El neobanco británico Revolut comienza a perfilar su salto al mercado bursátil con una ambición que podría redefinir el mapa fintech en Europa. La compañía apunta a una valuación de entre u$s 150,000 y u$s 200,000 millones en su eventual salida a bolsa, de acuerdo con un reporte del Financial Times, que cita fuentes cercanas a inversionistas.
De concretarse, este rango implicaría más que duplicar su valuación reciente de u$s75,000 millones—alcanzada tras una venta secundaria de acciones— y la colocaría como la tecnológica más valiosa del continente.
Aunque el debut aún no es inminente, el CEO y cofundador, Nik Storonsky, ha señalado que la Oferta Pública Inicial (IPO) podría concretarse hacia 2028, en línea con la estrategia de seguir fortaleciendo el negocio antes de dar el salto al mercado financiero.
Revolut se ha consolidado como uno de los jugadores más observados del sector financiero digital. En 2025, la compañía reportó ingresos por u$s6,000 millones, un crecimiento de 50% frente al año previo.
El beneficio neto también avanzó con fuerza, al pasar de u$s1,000 millones a u$s1,700 millones, mientras que su base de clientes alcanzó los 68.3 millones a nivel global.
Revolut como banco global
La fintech ha evolucionado más allá de su origen como neobanco. Tras tres años de espera, obtuvo una licencia bancaria completa en Reino Unido, lo que le permitió ampliar su oferta hacia productos financieros tradicionales.

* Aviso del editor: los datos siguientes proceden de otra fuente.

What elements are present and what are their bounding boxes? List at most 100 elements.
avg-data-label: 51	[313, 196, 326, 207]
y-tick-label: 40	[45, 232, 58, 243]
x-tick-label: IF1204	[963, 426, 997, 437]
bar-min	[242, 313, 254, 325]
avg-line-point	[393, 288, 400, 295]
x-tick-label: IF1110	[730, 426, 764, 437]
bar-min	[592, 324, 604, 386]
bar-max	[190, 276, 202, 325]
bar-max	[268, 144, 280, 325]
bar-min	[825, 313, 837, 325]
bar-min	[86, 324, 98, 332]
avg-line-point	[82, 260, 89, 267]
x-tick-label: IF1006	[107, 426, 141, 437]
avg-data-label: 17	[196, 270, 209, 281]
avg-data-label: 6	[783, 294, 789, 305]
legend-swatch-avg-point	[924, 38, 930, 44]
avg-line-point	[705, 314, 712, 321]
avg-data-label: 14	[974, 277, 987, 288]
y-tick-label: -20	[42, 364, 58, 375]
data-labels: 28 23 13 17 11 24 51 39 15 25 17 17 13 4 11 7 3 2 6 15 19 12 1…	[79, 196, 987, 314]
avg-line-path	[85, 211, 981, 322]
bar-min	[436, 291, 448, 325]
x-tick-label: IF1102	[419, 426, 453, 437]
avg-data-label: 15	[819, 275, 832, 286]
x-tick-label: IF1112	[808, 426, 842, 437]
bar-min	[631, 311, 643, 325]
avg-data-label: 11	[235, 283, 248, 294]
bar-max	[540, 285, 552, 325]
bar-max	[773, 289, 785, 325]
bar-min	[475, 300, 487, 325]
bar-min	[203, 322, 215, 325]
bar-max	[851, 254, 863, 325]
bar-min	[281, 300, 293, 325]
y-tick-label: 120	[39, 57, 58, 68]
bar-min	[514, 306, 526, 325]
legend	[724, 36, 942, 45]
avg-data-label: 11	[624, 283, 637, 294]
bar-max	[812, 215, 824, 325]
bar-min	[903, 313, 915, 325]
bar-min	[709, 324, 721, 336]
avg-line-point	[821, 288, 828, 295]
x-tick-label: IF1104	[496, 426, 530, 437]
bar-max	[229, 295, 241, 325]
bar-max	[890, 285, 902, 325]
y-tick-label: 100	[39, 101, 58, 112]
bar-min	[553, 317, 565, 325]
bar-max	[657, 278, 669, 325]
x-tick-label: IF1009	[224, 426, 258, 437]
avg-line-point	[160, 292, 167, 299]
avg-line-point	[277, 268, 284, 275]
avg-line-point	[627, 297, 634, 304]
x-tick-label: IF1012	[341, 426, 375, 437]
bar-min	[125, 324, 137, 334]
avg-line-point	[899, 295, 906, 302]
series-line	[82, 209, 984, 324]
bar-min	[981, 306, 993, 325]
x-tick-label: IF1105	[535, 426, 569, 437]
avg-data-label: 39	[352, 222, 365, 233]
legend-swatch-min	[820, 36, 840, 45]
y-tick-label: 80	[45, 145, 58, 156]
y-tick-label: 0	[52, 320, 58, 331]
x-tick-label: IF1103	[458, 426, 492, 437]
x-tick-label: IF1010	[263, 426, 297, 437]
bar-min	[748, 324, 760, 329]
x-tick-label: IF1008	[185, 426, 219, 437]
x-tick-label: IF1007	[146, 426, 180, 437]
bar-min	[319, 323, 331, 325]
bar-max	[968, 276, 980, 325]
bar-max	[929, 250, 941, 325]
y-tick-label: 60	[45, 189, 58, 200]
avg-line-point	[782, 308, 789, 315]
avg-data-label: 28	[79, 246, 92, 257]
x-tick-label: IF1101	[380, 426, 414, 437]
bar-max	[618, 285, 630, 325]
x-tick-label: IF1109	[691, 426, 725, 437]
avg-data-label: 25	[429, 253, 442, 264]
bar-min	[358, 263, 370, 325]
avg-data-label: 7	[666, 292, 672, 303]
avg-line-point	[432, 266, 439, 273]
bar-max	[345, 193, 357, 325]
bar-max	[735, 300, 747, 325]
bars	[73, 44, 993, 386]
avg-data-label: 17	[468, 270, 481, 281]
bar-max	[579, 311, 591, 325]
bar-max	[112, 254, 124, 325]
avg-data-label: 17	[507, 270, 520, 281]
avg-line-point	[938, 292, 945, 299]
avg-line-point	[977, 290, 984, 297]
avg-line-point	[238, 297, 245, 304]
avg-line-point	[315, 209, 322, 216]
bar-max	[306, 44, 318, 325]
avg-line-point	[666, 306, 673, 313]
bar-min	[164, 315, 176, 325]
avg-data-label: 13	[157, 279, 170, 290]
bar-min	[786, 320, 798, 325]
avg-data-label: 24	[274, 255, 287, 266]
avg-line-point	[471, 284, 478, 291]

Con presencia en más de 40 países, la compañía acelera su expansión internacional. Este año marcó el fin de su fase beta en México y su lanzamiento formal como banco en el país —el primero bajo este modelo— acompañado de una inversión inicial de 100 millones de dólares.
“Es un comienzo que nos llevó tiempo, pero lo mejor apenas empieza. Hemos invertido más de 100 millones de dólares y vamos a seguir invirtiendo lo que sea necesario”, señaló previamente Juan Guerra, director general de la firma en México.
Como parte de su ruta hacia el IPO, Revolut prepara una nueva venta secundaria de acciones que podría elevar su valuación por encima de los u$s100,000 millones hacia la segunda mitad de 2026.
Sin embargo, el eventual debut se dará en un entorno aún marcado por la volatilidad global y valuaciones presionadas en el sector tecnológico, lo que mantiene a los analistas cautos sobre la capacidad del mercado para absorber una colocación de esta magnitud.